Anyone who has visited their GP recently will be aware of the pressures: the struggle to get an appointment, the difficulty of seeing the same GP more than once, the rush to get you out of the door for the next patient.
The crisis in general practice is unprecedented, with more than half of all GPs regarding their morale as either low or very low, and over half considering early retirement. Thus, we could find ourselves in a scenario of not having enough GPs to replace the ones leaving the NHS, which would, of course, have terrible impacts on patient care. And at the end of the day, patients are why we entered the profession, and amid all the political changes, remain our upmost concern and reliable constant.
The proportion of GPs serving every 100,000 people has dropped from 70 in 2009/10 to 66.5 now. The health secretary (possibly only until 24th July…) Matt Hancock fails to understand the severity of the situation facing general practice in England.
There has been systematic underinvestment in general practice, relative to hospitals, for at least a decade. During this time, the job of a GP has become considered unattractive, largely thanks to its heavy workload and the stresses of seemingly relentless criticism in the media.
Hancock has repeated the promise made by his predecessor Jeremy Hunt to recruit 5,000 GPs. Can he tell us where those 5,000 extra GPs will come from? How can politicians deliver 5,000 extra GPs in the next five years, when we are expected to lose 10,000 GPs retiring in the same period?
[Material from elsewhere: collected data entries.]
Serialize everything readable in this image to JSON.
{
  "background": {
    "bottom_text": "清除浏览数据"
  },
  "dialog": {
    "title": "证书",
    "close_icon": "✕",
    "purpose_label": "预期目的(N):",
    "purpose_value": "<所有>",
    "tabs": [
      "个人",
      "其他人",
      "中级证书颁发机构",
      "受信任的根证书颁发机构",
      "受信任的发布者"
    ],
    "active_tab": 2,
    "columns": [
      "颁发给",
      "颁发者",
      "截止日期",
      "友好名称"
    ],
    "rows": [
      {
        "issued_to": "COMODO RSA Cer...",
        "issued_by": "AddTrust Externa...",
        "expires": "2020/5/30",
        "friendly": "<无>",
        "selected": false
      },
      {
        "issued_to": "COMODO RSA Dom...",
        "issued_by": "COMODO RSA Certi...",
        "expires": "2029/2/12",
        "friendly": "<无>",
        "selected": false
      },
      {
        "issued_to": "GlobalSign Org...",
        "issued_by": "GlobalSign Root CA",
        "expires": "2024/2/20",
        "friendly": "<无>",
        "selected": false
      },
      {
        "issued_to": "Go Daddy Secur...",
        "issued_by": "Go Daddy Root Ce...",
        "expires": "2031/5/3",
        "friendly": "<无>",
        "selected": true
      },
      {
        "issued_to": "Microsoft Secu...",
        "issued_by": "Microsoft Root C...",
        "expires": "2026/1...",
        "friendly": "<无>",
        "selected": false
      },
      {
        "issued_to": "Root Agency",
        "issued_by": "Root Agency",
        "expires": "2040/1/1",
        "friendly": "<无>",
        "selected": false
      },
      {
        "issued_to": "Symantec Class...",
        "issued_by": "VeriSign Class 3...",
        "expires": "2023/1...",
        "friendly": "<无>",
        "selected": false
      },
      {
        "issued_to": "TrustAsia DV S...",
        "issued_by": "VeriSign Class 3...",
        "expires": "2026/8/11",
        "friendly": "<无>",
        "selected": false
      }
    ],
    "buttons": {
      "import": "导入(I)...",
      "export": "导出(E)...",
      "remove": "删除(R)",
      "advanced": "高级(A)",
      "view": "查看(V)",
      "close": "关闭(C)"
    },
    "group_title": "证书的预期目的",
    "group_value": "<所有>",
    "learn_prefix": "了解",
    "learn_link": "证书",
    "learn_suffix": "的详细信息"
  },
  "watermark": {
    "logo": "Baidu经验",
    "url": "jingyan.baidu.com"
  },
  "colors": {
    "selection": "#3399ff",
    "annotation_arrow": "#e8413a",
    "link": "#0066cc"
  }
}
By the time of the next election – and, I predict, Boris Johnson as Prime Minister – the general practice model of the last 70 years will have undergone revolutionary changes. We might begin to see GPs working as part of a broader non-acute sector, in larger teams, in different settings, and for new employers.
Meanwhile, a new tier of physician associates, along with more nurses and pharmacists, is planned. These skilled non-medical professionals could be allowed to take on a bulk of work traditionally only associated with GPs.
These changes would be unrecognisable to a GP from 1948. The core thrust of the NHS reforms is to deprofessionalise and downskill the practice of medicine in this country, so as to make staff more interchangeable, easier to fire, more biddable, and, above all, cheaper.
The core thrust of the NHS reforms is to make staff more interchangeable, easier to fire, more biddable, and, above all, cheaper
The Government’s response to tackle the GP crisis is the formation of primary care networks (PCNs). Although newly formed, they have already brought with them an avalanche of paperwork and legal requirements, which are eating away at valuable time needed for the provision of clinical care.
In my view, PCNs, like their predecessors primary care trusts and public consulting groups, are being set up to fail by taking on too many tasks too quickly.
Most of the extra funding in the new GP contract won’t go into core GP services, but into PCNs – a total of £1.8 billion a year by 2022.
Many GPs fear a loss of autonomy as a result of PCNs, especially if more and more funding is funnelled through them, bypassing practices directly. Quite a few GPs I meet certaintly don’t see PCNs as a panacea for reversing the decline of the morale of GPs.
In fact, some deemed PCNs ‘the last nail in the coffin’. PCNs may not be the instrument to destroy general practice, but they’re not the key to its revival, either.
So the concern to general practice comes not from PCNs, but the profession’s ongoing crisis. This is mostly categorised by loss of funding and staff, which has already forced hundreds of practices to go down one of the three routes: close, merge into mega-practices, or be taken over by the private sector. Each of these sadly leads to scores of patients losing their right to continuity of care.
Moving forwards, we require support to deal with issues such as risk, indemnity, governance, data sharing and organisational development, before experimenting with lock, stock and barrel changes.
Evidence from the development of integrated care systems shows that key factors for successful collaborations include developing trusting relationships, a shared vision, common values and good leadership. Without these being implemented, there is the very real risk of overinflated expectations being followed up with disillusionment and time-limited funding and support.
Needless to say, this would leave general practice in an even worse position.